The most common place for these to occur are in the tendons of the hands as well as the eyelids (Metabolic, 1999). However, the greatest risk that people with this disease face is the development of cardiac complications that often times results in an early death (Varret, 1999). As large amounts of cholesterol begin to build up in the blood stream, it begins to form deposits inside the blood vessels. This condition is known as Arteriosclerosis, which effects the vessels of the body that carry oxygen rich blood from the heart to the rest of the body. The deposits, which are also known as plaque, are formed by the interaction of free radicals and LDL within the blood vessels (Familial, 1999).

The most common type of arteriosclerosis is atherosclerosis, an acquired heart disease with many severe complications. Atherosclerosis is a type of hardening and thickening of the medium and large sized arteries, which results in a loss of elasticity (Metabolism, 1999). As large amounts of cholesterol-carrying lipoproteins are deposited on the lining of the arteries, the vessel channels begin to narrow and ultimately interferes with the flow of blood. In addition to these fatty deposits, calcification may occur as well as the development of scar tissue. This results in extremely high blood pressure or hypertension for patients suffering from Familial Hypercholesterolemia.
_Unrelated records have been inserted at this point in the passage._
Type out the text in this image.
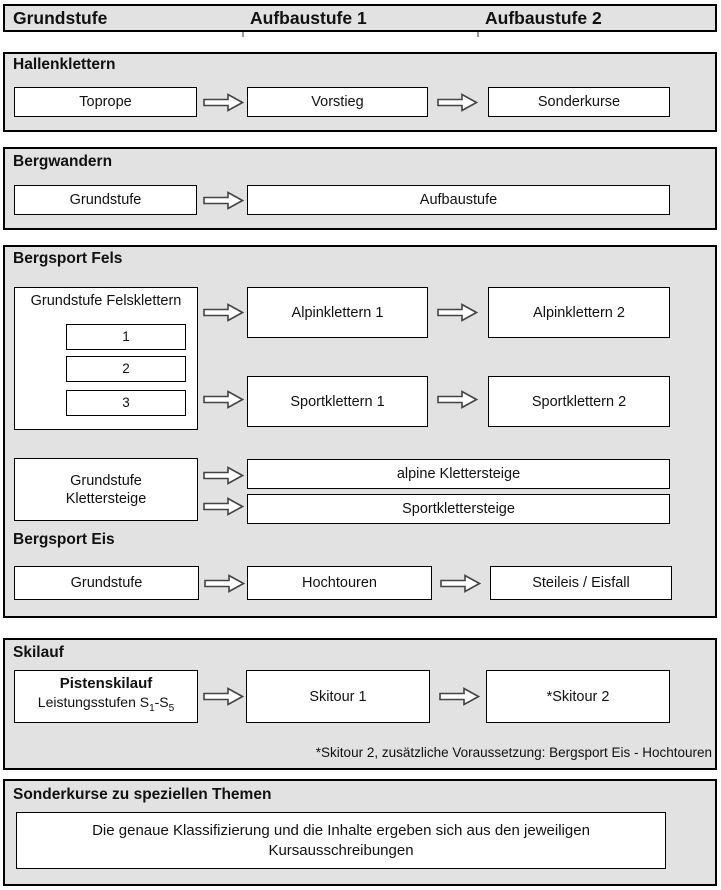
Grundstufe	Aufbaustufe 1	Aufbaustufe 2
Hallenklettern
Toprope	Vorstieg	Sonderkurse
Bergwandern
Grundstufe	Aufbaustufe
Bergsport Fels
Grundstufe Felsklettern
1
2
3
Alpinklettern 1	Alpinklettern 2
Sportklettern 1	Sportklettern 2
Grundstufe
Klettersteige
alpine Klettersteige
Sportklettersteige
Bergsport Eis
Grundstufe	Hochtouren	Steileis / Eisfall
Skilauf
Pistenskilauf
Leistungsstufen $S_1-S_5$
Skitour 1	*Skitour 2
*Skitour 2, zusätzliche Voraussetzung: Bergsport Eis - Hochtouren
Sonderkurse zu speziellen Themen
Die genaue Klassifizierung und die Inhalte ergeben sich aus den jeweiligen Kursausschreibungen
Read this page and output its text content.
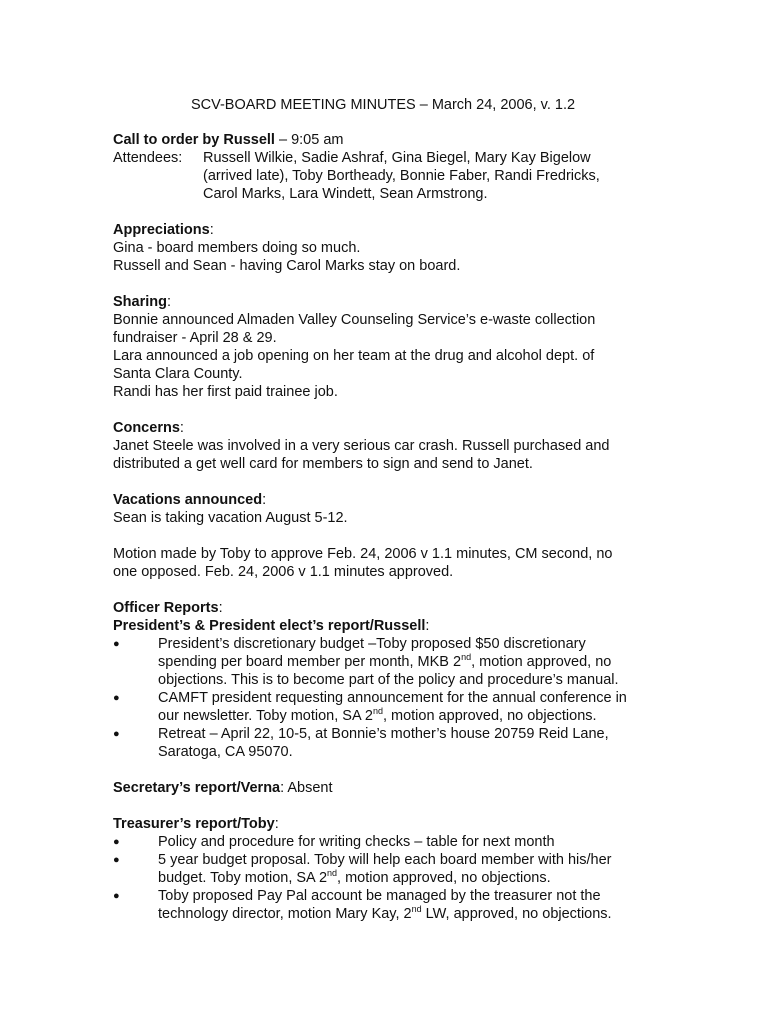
SCV-BOARD MEETING MINUTES – March 24, 2006, v. 1.2
Call to order by Russell – 9:05 am
Attendees:	Russell Wilkie, Sadie Ashraf, Gina Biegel, Mary Kay Bigelow
(arrived late), Toby Bortheady, Bonnie Faber, Randi Fredricks,
Carol Marks, Lara Windett, Sean Armstrong.
Appreciations:
Gina - board members doing so much.
Russell and Sean - having Carol Marks stay on board.
Sharing:
Bonnie announced Almaden Valley Counseling Service’s e-waste collection
fundraiser - April 28 & 29.
Lara announced a job opening on her team at the drug and alcohol dept. of
Santa Clara County.
Randi has her first paid trainee job.
Concerns:
Janet Steele was involved in a very serious car crash. Russell purchased and
distributed a get well card for members to sign and send to Janet.
Vacations announced:
Sean is taking vacation August 5-12.
Motion made by Toby to approve Feb. 24, 2006 v 1.1 minutes, CM second, no
one opposed. Feb. 24, 2006 v 1.1 minutes approved.
Officer Reports:
President’s & President elect’s report/Russell:
●	President’s discretionary budget –Toby proposed $50 discretionary
spending per board member per month, MKB 2nd, motion approved, no
objections. This is to become part of the policy and procedure’s manual.
●	CAMFT president requesting announcement for the annual conference in
our newsletter. Toby motion, SA 2nd, motion approved, no objections.
●	Retreat – April 22, 10-5, at Bonnie’s mother’s house 20759 Reid Lane,
Saratoga, CA 95070.
Secretary’s report/Verna: Absent
Treasurer’s report/Toby:
●	Policy and procedure for writing checks – table for next month
●	5 year budget proposal. Toby will help each board member with his/her
budget. Toby motion, SA 2nd, motion approved, no objections.
●	Toby proposed Pay Pal account be managed by the treasurer not the
technology director, motion Mary Kay, 2nd LW, approved, no objections.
As these channels become even more narrow, blood clots begin to form over the rough walls of the artery, causing a condition known as thrombosis. Although these symptoms may occur in an artery of the body, atherosclerosis causes most of its damage by restricting blood flow to crucial areas of the body such as the heart, brain, kidneys, and legs (Metabolisms, 1999). When atherosclerosis effects the coronary arteries, heart attacks often occur as well as cases of ischemic heart disease. Both of these cases occur when their is not enough oxygen rich blood reaching the heart muscle because of the narrowing or blocking of the coronary artery by fatty deposits (Familial, 1999). If the oxygen depletion is extreme a condition known as myocardial infarction may occur.

This is when a section of the heart muscle dies, causing the crushing chest pains of a heart attack. However, if their is only a slight shortage of oxygen rich blood to the heart, a condition known as angina pectoris will develop. Angina pectoris is marked by a powerful squeezing sensation under the breastbone which often travels into the arm, lasting several minutes. Atherosclerosis is also responsible for strokes in people suffering from FH. If the arteries to the brain are blocked, the decrease in blood flow and oxygen causes personality changes and mental confusion (Metabolism, 1999).
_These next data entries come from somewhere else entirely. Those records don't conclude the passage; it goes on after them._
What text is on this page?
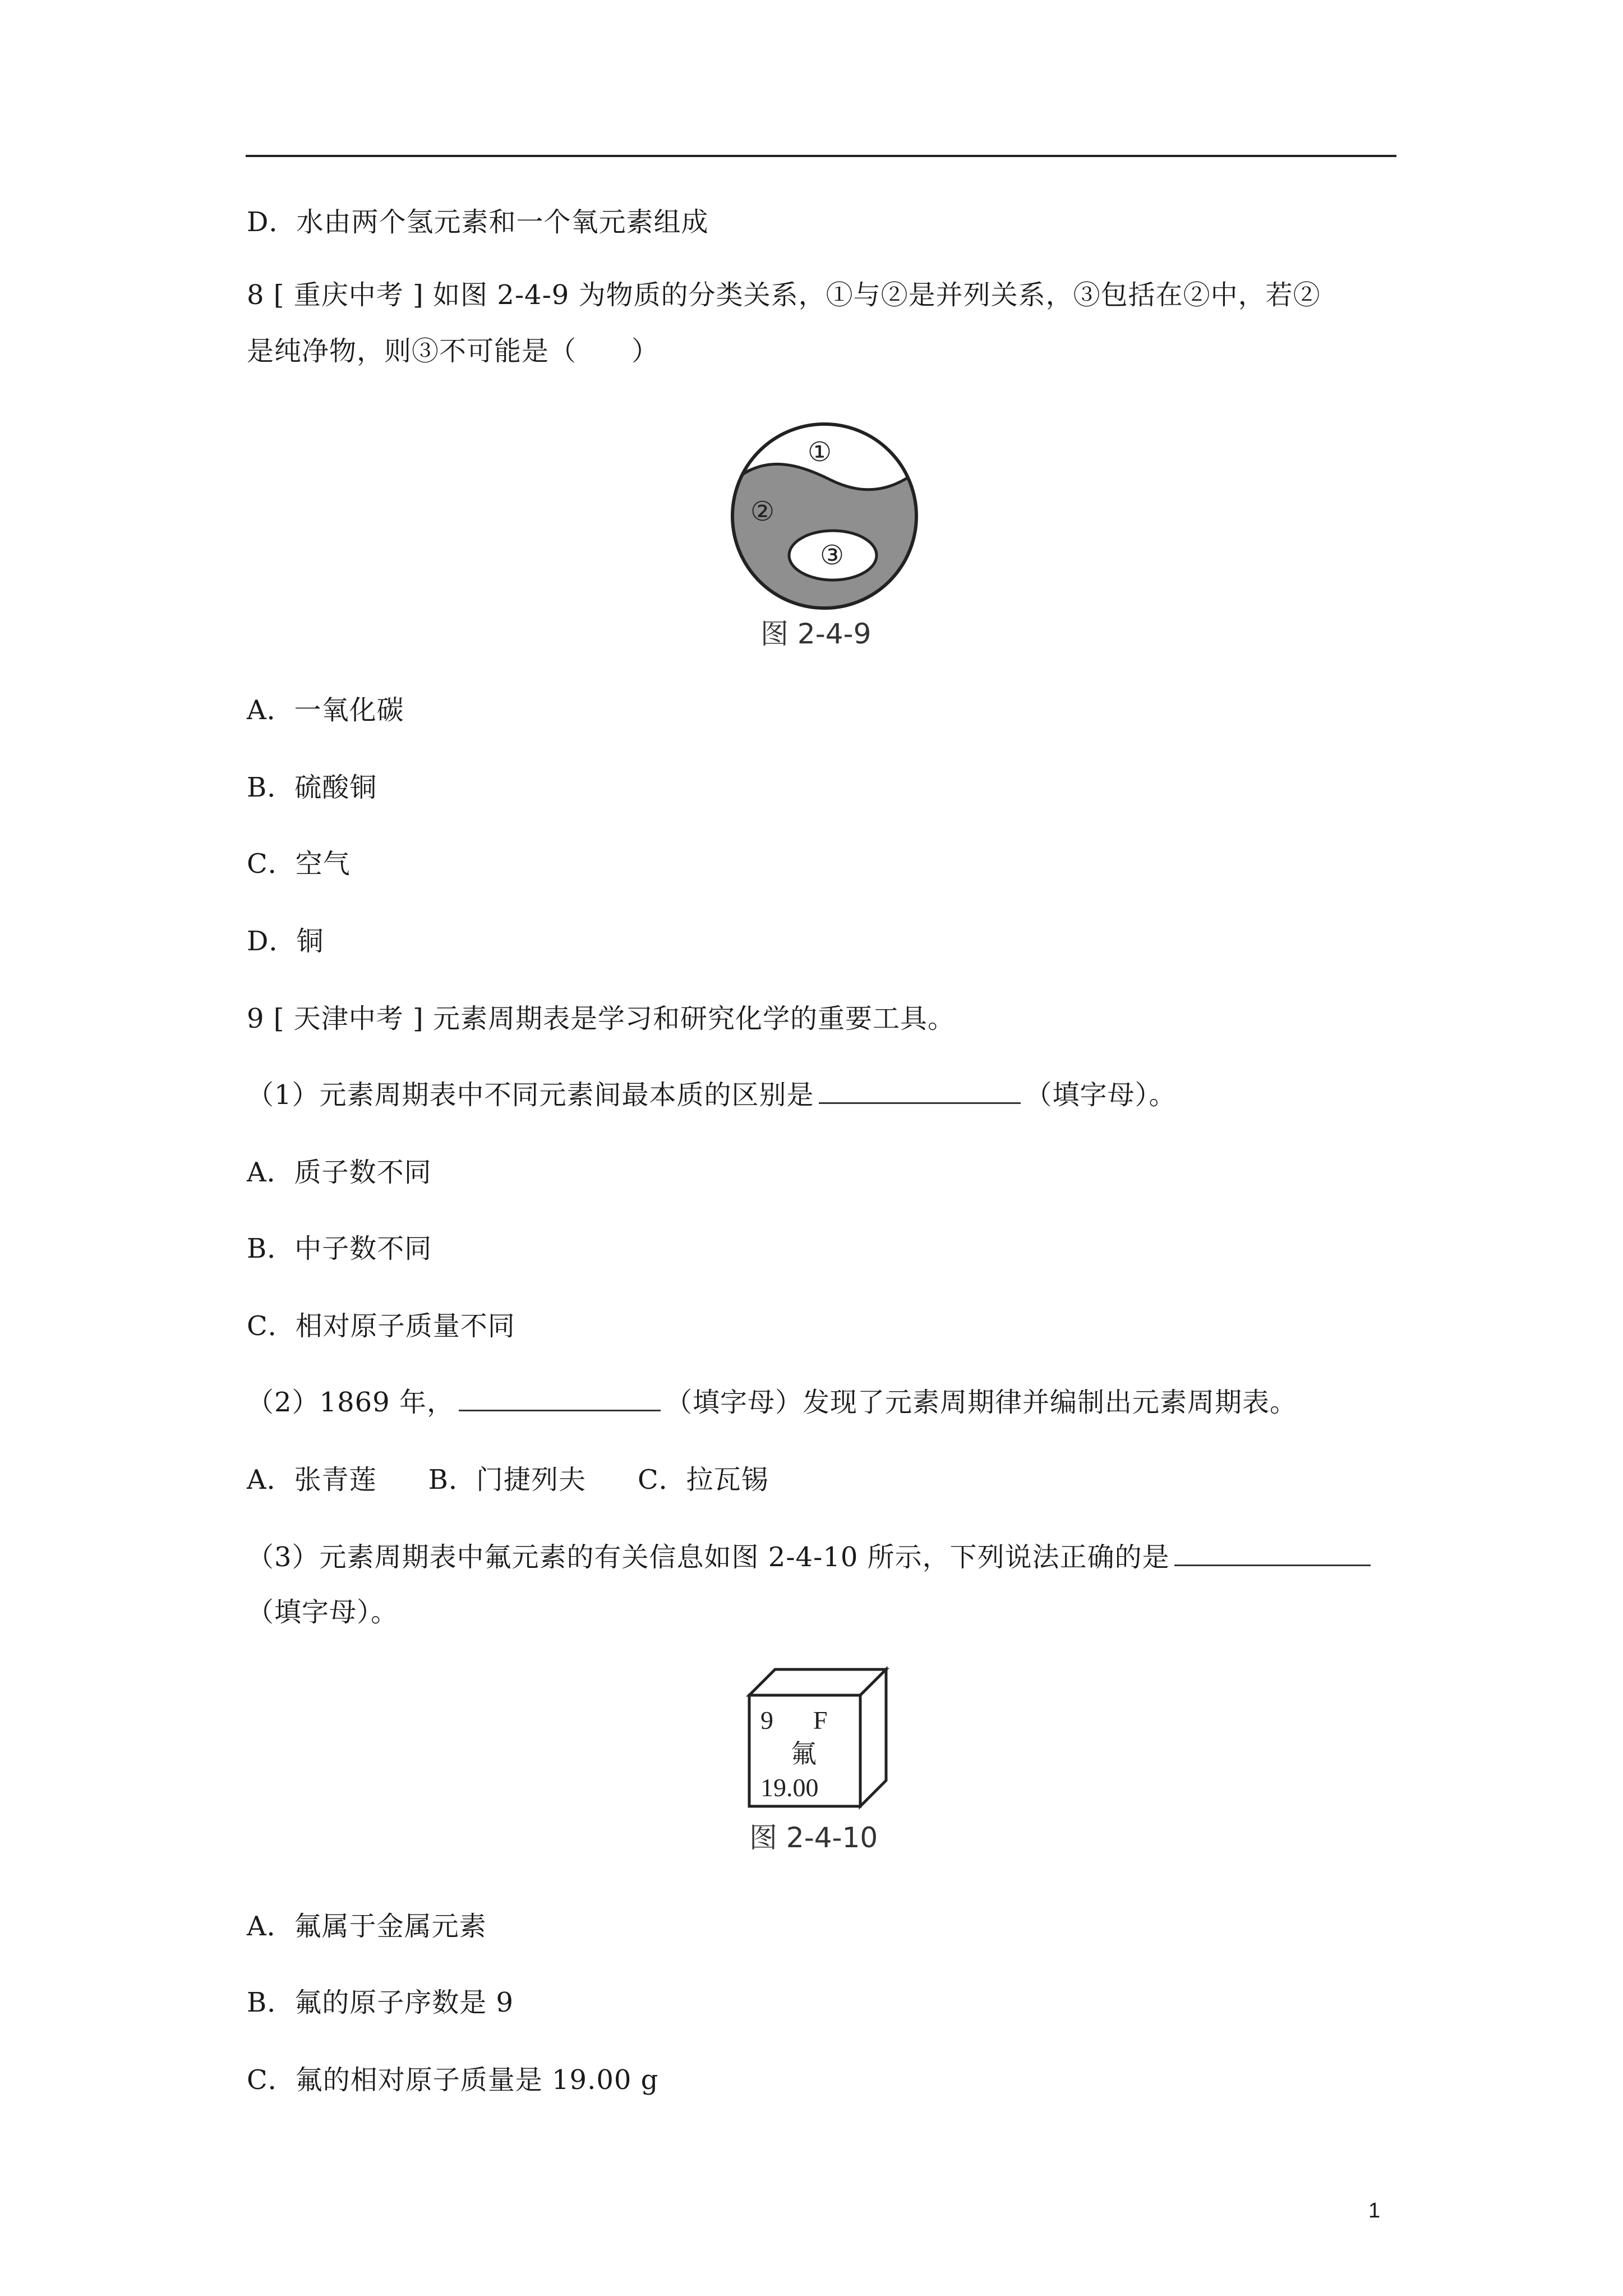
D．水由两个氢元素和一个氧元素组成
8 [ 重庆中考 ] 如图 2-4-9 为物质的分类关系，①与②是并列关系，③包括在②中，若②
是纯净物，则③不可能是（　　）
①
②
③
图 2-4-9
A．一氧化碳
B．硫酸铜
C．空气
D．铜
9 [ 天津中考 ] 元素周期表是学习和研究化学的重要工具。
（1）元素周期表中不同元素间最本质的区别是	（填字母）。
A．质子数不同
B．中子数不同
C．相对原子质量不同
（2）1869 年，	（填字母）发现了元素周期律并编制出元素周期表。
A．张青莲 B．门捷列夫 C．拉瓦锡
（3）元素周期表中氟元素的有关信息如图 2-4-10 所示，下列说法正确的是
（填字母）。
9 F
氟
19.00
图 2-4-10
A．氟属于金属元素
B．氟的原子序数是 9
C．氟的相对原子质量是 19.00 g
1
Thus, a stroke may occur when arteries weakened by atherosclerosis rupture, causing a complete halt of blood flow to the brain. Partial paralysis, loss of speech, and death are all possible consequences of the shortage of blood to the brain. In todays society, many people consume a diet high in fat and cholesterol without any knowledge of what they are subjecting their body to. People who suffer from Familial Hypercholesterolemia should serve as a lesson to those who feel that eating high levels of cholesterol will not effect their body (Familial, 1999). Ultimately, those who do not suffer from Familial Hypercholesterolemia will suffer the same fate as those who consume a diet rich in cholesterol.
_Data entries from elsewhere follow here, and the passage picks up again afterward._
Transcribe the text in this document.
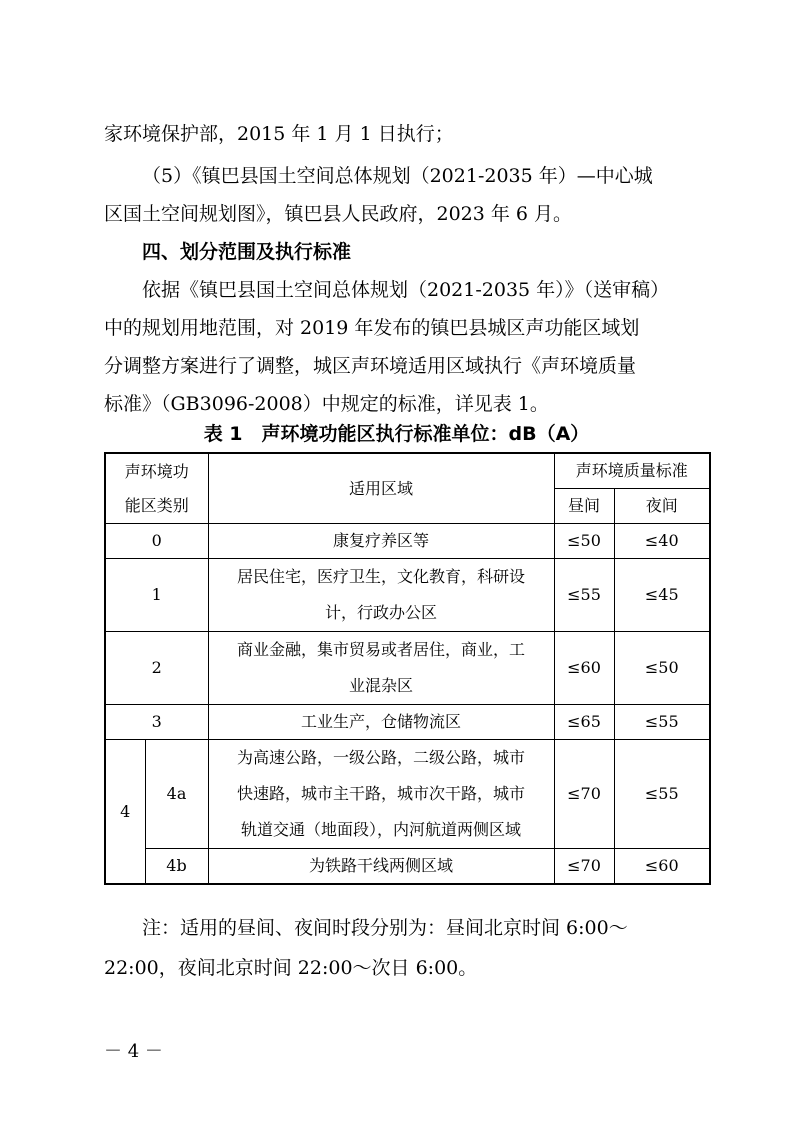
家环境保护部，2015 年 1 月 1 日执行；
（5）《镇巴县国土空间总体规划（2021-2035 年）—中心城
区国土空间规划图》，镇巴县人民政府，2023 年 6 月。
四、划分范围及执行标准
依据《镇巴县国土空间总体规划（2021-2035 年）》（送审稿）
中的规划用地范围，对 2019 年发布的镇巴县城区声功能区域划
分调整方案进行了调整，城区声环境适用区域执行《声环境质量
标准》（GB3096-2008）中规定的标准，详见表 1。
表 1　声环境功能区执行标准单位：dB（A）
声环境功
能区类别		适用区域	声环境质量标准	
			昼间	夜间
0		康复疗养区等	≤50	≤40
1		居民住宅，医疗卫生，文化教育，科研设
计，行政办公区	≤55	≤45
2		商业金融，集市贸易或者居住，商业，工
业混杂区	≤60	≤50
3		工业生产，仓储物流区	≤65	≤55
4	4a	为高速公路，一级公路，二级公路，城市
快速路，城市主干路，城市次干路，城市
轨道交通（地面段），内河航道两侧区域	≤70	≤55
	4b	为铁路干线两侧区域	≤70	≤60
注：适用的昼间、夜间时段分别为：昼间北京时间 6:00～
22:00，夜间北京时间 22:00～次日 6:00。
－ 4 －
The only difference coming in the fact that people with FH will face the consequences of their genetic disease within the first 15-30 years of their life (Bishop, 1994). However, for others who do not have this disease, they will face the same consequences within 40-70 years of their life. Complications such as strokes, heart attacks, pain of the angina pectoris, and the development of tendon xanthomas will haunt them for the rest of their lives. Science.